The other interesting comparison is the parallel that the number 2 finisher in both South Carolina and New Hampshire was quite well estimated. The SC polls got Clinton within normal margin of error. And the New Hampshire polls also got the 2nd place finisher there, Obama, within reasonable error.

The problem in both cases is in the substantial underestimate of the first place finishers vote. The final choices of late deciding voters is a challenge for all polling, and perhaps especially so in primaries where there is no "party identification" to come home to if you can't make up your mind. In New Hampshire the Clinton win rested on significantly more voters supporting her than expected. In South Carolina is was the magnitude of the victory, rather than first place itself, that confounded the polling.

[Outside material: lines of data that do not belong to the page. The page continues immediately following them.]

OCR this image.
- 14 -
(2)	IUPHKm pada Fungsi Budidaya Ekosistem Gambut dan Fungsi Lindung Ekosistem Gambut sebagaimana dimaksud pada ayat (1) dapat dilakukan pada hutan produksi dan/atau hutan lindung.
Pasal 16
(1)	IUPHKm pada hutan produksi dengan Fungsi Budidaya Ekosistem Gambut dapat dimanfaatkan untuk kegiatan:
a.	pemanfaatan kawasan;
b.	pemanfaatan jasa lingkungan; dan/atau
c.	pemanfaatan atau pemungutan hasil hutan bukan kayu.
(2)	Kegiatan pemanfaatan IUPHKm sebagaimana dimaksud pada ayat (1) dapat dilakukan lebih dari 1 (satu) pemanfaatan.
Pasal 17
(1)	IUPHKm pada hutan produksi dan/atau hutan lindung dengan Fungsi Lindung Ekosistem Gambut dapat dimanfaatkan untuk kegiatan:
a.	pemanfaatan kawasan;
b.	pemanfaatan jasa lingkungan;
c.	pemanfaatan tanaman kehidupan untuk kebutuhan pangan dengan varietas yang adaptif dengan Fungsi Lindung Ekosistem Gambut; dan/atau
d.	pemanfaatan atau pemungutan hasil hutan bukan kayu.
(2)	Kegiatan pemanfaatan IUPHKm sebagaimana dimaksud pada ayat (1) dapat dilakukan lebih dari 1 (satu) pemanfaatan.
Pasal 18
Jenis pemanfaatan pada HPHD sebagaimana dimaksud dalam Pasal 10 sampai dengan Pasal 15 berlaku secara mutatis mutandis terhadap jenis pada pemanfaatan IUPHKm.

Increases in voter turnout in this cycle may be part of the story (a 75% increase in South Carolina), but here we see those late deciders breaking for different candidates, and yet in both cases for the ultimate winner. Second place results may on average be slightly low compared to the polls, but the first place "bonus" seems quite strong. At least for the Democrats. In the Republican South Carolina primary, both first and second place finishers were a bit underestimated, so there was not the same asymmetric error for first place. The New Hampshire Republican race also about equally understated the votes for first and second. The relatively lightly polled Michigan Republican race shows somewhat greater underestimate of first place (Romney) and second place (McCain). And in Nevada, with only 3 late polls, Romney was dramatically underestimated, while Ron Paul finished second but was only moderately underestimated.

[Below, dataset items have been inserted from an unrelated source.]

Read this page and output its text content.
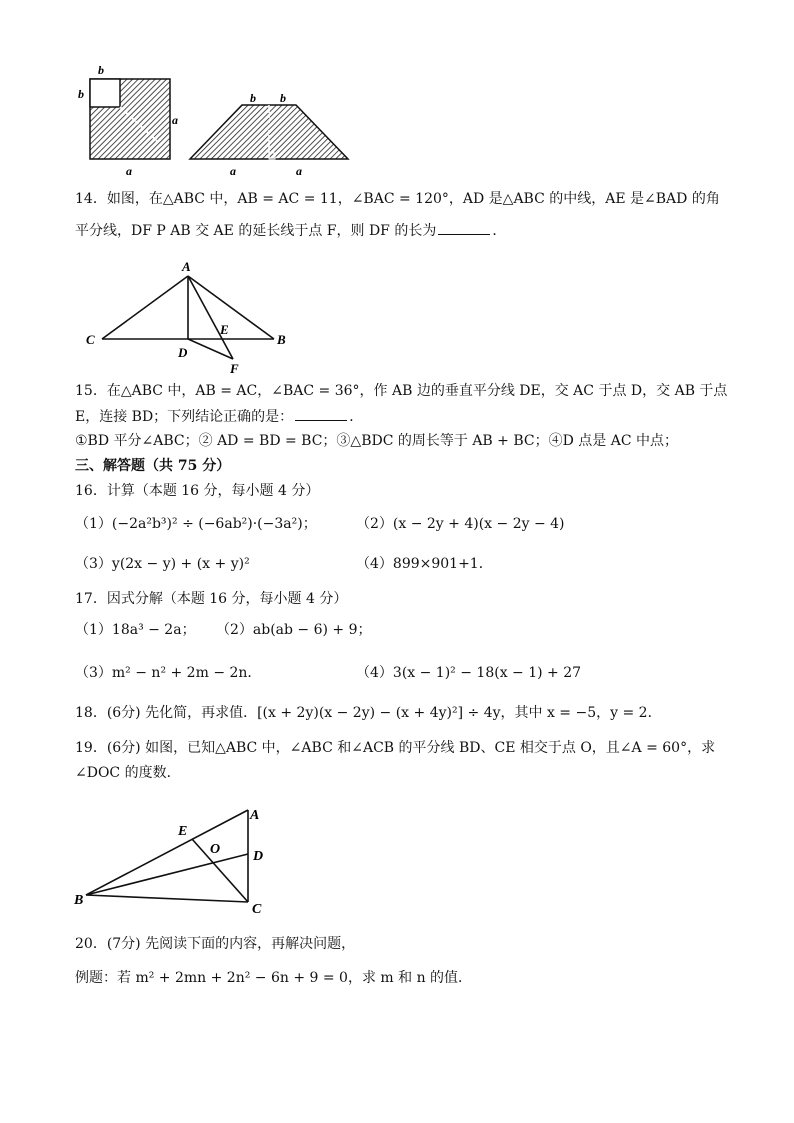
b
b
a
a
b b
a	a
14．如图，在△ABC 中，AB = AC = 11，∠BAC = 120°，AD 是△ABC 的中线，AE 是∠BAD 的角
平分线，DF P AB 交 AE 的延长线于点 F，则 DF 的长为	．
A
C	B
D
E
F
15．在△ABC 中，AB = AC，∠BAC = 36°，作 AB 边的垂直平分线 DE，交 AC 于点 D，交 AB 于点
E，连接 BD；下列结论正确的是：	．
①BD 平分∠ABC；② AD = BD = BC；③△BDC 的周长等于 AB + BC；④D 点是 AC 中点；
三、解答题（共 75 分）
16．计算（本题 16 分，每小题 4 分）
（1）(−2a²b³)² ÷ (−6ab²)·(−3a²)；	（2）(x − 2y + 4)(x − 2y − 4)
（3）y(2x − y) + (x + y)²	（4）899×901+1．
17．因式分解（本题 16 分，每小题 4 分）
（1）18a³ − 2a； （2）ab(ab − 6) + 9；
（3）m² − n² + 2m − 2n．	（4）3(x − 1)² − 18(x − 1) + 27
18．(6分) 先化简，再求值．[(x + 2y)(x − 2y) − (x + 4y)²] ÷ 4y，其中 x = −5，y = 2．
19．(6分) 如图，已知△ABC 中，∠ABC 和∠ACB 的平分线 BD、CE 相交于点 O，且∠A = 60°，求
∠DOC 的度数．
A
B
C
D
E
O
20．(7分) 先阅读下面的内容，再解决问题，
例题：若 m² + 2mn + 2n² − 6n + 9 = 0，求 m 和 n 的值．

So perhaps these reflect pollsters' difficulty in discerning the likely behavior of undecided voters, or perhaps these are last minute decisions to vote by "not-so-likely" voters who are screened out of the sample but who turn out for the ultimate winner in larger than expected numbers.

Turning to 2nd and 3rd place, the chart below shows that the polls had a pretty good day predicting the Clinton and Edwards votes. Despite some chatter about a late Edwards surge and a Clinton fall (including some evidence in our sensitive trend estimates that such a movement was occurring) most of the late polls were within the five-ring for 2nd and 3rd place, and all got the order of finish right.